Jones was one of the authors of the seminal 2017 Google research paper "Attention Is All You Need", that introduced an AI architecture called transformers. Transformers now form the backbone of popular technologies like ChatGPT and AI image generators like Midjourney. After nearly 12 years at Google, Jones recently left the tech giant to launch Sakana AI and serve as its CTO.
Ha, who will be the CEO, was previously head of Google's AI research team in Japan and most recently led research at AI startup Stability AI. Together, Jones and Ha aim to develop new kinds of AI models based on principles they've gleaned from observing natural systems.
The name Sakana, derived from a Japanese word さかな (sa-ka-na) for fish, reflects their ethos. It is meant to evoke the idea of a school of fish comprised of individual units coordinating together to form a coherent whole. Jones and Ha believe current AI models are too rigid and brittle, engineered like buildings rather than able to adapt to their environments. They take inspiration from collective intelligence in nature and principles like evolution and emergence to build more flexible, responsive AI.
This approach could address issues like the high cost and potential security risks of today's massive AI models that require immense amounts of data and computing power. The founders hope to pioneer cleverer, more efficient methods that don't involve simply scaling up transformer models.
While not sharing specifics yet, they suggested possibly using interconnected smaller models that can "work with each other to solve problems", similar to how schools of fish or flocks of birds coordinate. This could be more secure and sustainable than centralized models holding huge amounts of data.
The choice to locate in Tokyo also reflects Sakana's unconventional outlook. Other prominent ex-Google AI experts have clustered in global hubs like Silicon Valley to launch startups amid fierce competition for top talent. Jones and Ha intentionally went against the grain, believing Tokyo offers key advantages.
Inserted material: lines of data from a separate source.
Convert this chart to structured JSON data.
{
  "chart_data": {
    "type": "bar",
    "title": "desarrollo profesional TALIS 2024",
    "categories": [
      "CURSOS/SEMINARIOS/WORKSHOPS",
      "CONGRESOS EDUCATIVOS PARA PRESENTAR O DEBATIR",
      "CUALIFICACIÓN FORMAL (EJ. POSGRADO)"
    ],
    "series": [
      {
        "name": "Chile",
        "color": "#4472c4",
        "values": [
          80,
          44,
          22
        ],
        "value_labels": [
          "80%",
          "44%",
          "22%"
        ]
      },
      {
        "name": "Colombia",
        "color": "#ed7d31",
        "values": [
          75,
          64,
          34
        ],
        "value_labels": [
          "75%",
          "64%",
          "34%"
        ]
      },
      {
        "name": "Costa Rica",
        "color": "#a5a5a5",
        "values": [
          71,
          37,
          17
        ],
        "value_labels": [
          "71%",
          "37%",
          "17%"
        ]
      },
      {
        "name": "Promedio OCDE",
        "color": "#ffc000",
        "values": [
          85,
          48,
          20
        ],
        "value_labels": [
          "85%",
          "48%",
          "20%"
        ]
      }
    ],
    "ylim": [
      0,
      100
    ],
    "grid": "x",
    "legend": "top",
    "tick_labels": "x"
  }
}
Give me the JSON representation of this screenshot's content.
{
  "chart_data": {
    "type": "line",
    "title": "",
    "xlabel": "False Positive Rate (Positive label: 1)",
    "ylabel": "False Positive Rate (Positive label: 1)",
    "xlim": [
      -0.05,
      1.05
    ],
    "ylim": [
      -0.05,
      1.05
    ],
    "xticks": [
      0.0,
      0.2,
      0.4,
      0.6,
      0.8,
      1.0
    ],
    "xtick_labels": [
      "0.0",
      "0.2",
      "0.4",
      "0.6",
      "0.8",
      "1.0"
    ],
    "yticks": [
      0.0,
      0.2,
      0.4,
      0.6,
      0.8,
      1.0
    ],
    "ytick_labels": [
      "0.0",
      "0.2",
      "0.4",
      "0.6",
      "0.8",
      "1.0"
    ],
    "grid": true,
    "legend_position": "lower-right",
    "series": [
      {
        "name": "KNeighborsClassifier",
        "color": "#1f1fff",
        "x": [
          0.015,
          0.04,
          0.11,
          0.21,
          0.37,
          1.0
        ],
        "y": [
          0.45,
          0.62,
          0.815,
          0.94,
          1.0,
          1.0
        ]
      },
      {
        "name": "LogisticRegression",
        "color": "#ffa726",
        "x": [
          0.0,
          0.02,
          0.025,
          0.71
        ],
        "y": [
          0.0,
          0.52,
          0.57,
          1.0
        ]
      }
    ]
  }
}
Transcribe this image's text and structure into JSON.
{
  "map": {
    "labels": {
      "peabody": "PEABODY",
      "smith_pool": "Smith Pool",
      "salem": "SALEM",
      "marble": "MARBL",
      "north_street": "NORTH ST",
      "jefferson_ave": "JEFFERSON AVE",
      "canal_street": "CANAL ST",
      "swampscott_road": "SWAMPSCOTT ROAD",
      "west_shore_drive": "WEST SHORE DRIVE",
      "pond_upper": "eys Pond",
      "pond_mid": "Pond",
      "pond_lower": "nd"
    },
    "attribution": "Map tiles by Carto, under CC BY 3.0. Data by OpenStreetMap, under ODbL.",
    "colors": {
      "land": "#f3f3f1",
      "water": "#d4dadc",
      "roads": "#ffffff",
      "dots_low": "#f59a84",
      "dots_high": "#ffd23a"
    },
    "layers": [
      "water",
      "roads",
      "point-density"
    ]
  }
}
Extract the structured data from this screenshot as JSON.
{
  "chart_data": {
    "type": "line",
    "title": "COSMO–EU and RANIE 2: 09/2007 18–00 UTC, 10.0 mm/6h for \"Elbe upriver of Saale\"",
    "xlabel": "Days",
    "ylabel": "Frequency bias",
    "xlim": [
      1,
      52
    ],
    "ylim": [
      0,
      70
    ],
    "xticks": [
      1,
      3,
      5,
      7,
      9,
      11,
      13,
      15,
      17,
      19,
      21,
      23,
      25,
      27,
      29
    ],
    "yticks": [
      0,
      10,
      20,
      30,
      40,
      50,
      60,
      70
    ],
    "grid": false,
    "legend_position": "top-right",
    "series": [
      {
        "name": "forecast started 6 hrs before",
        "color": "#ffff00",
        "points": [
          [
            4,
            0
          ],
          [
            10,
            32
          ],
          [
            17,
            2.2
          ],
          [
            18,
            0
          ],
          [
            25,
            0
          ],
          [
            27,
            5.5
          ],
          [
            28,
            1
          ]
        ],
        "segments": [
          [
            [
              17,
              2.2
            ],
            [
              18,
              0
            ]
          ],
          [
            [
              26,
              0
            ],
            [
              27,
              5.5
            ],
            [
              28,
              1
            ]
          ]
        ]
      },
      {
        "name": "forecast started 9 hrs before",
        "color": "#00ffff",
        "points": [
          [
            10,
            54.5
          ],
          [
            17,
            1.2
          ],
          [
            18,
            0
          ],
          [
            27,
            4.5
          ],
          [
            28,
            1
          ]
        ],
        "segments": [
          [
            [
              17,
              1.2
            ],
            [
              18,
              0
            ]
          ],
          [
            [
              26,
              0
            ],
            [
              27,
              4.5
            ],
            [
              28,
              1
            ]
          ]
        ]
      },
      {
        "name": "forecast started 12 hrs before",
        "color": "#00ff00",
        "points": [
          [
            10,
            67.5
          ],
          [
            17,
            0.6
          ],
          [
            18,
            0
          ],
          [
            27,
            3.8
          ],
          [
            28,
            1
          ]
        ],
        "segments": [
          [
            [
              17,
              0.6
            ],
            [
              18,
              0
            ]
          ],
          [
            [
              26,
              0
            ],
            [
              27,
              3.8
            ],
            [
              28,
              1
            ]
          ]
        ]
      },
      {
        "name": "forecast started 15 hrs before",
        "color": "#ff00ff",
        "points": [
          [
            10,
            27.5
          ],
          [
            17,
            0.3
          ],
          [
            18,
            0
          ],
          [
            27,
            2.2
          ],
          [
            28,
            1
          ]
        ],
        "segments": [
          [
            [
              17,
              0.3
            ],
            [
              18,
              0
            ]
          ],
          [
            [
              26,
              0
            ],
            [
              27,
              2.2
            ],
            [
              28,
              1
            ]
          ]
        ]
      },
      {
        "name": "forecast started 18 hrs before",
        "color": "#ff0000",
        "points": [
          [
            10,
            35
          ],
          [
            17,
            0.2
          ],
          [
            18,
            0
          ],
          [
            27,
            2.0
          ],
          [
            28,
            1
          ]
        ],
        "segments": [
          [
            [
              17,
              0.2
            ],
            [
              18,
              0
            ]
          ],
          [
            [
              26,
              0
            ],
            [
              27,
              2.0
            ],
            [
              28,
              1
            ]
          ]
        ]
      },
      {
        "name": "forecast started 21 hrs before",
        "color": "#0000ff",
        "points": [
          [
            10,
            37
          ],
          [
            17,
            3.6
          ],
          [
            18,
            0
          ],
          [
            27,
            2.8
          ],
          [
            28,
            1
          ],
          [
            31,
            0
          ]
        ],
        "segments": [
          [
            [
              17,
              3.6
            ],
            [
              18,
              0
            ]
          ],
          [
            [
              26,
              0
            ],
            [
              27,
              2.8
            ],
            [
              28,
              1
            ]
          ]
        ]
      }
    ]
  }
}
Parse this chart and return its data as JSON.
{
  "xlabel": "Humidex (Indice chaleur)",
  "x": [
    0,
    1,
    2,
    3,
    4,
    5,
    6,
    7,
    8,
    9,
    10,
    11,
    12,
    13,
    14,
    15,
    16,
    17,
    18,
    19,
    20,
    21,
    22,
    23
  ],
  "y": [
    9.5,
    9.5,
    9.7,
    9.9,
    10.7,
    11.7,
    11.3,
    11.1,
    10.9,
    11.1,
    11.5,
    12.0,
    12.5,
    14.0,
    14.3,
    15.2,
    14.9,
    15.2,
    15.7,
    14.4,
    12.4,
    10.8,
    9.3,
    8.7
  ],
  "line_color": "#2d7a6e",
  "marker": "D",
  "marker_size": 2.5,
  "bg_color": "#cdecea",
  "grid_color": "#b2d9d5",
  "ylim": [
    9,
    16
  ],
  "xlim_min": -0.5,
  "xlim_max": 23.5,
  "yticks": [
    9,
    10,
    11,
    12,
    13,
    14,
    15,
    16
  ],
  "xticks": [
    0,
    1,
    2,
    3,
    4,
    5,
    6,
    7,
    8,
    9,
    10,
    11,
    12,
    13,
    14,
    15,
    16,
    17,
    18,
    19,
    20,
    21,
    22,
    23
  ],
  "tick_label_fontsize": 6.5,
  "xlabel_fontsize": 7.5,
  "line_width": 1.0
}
They cite the strong technical infrastructure, educated workforce, and thriving environment for research. The city attracts international talent yet offers opportunities to tailor models for non-Western needs. "Training data and machinery around models performing well in other cultures will catalyze the next breakthrough," the founders note.
Sakana enters an extremely crowded space, with tech giants like Google and Microsoft, racing alongside startups like Anthropic, Cohere, and OpenAI. With Microsoft's $10 billion partnership with OpenAI and new players like Cohere and Anthropic attracting billions in funding, it's a gold rush environment.
Yet Jones and Ha believe excessive commercialization has stifled creativity among some AI researchers. They aim for Sakana to recapture the spirit of exploration and discovery.
The startup's unique approach has given hope to other researchers eager to experiment beyond today's commercial pressures. Sakana has already brought aboard an academic researcher and plans to hire more talent interested in foundational research.
True to its name, Sakana is swimming against the tide. But its founders' pedigrees and novel, nature-inspired approach suggest it could make waves in AI with fresh ideas the crowded field has yet to explore. The startup's early moves hint at a pivot back to principles that launched the AI boom but may have gotten lost in the gold rush.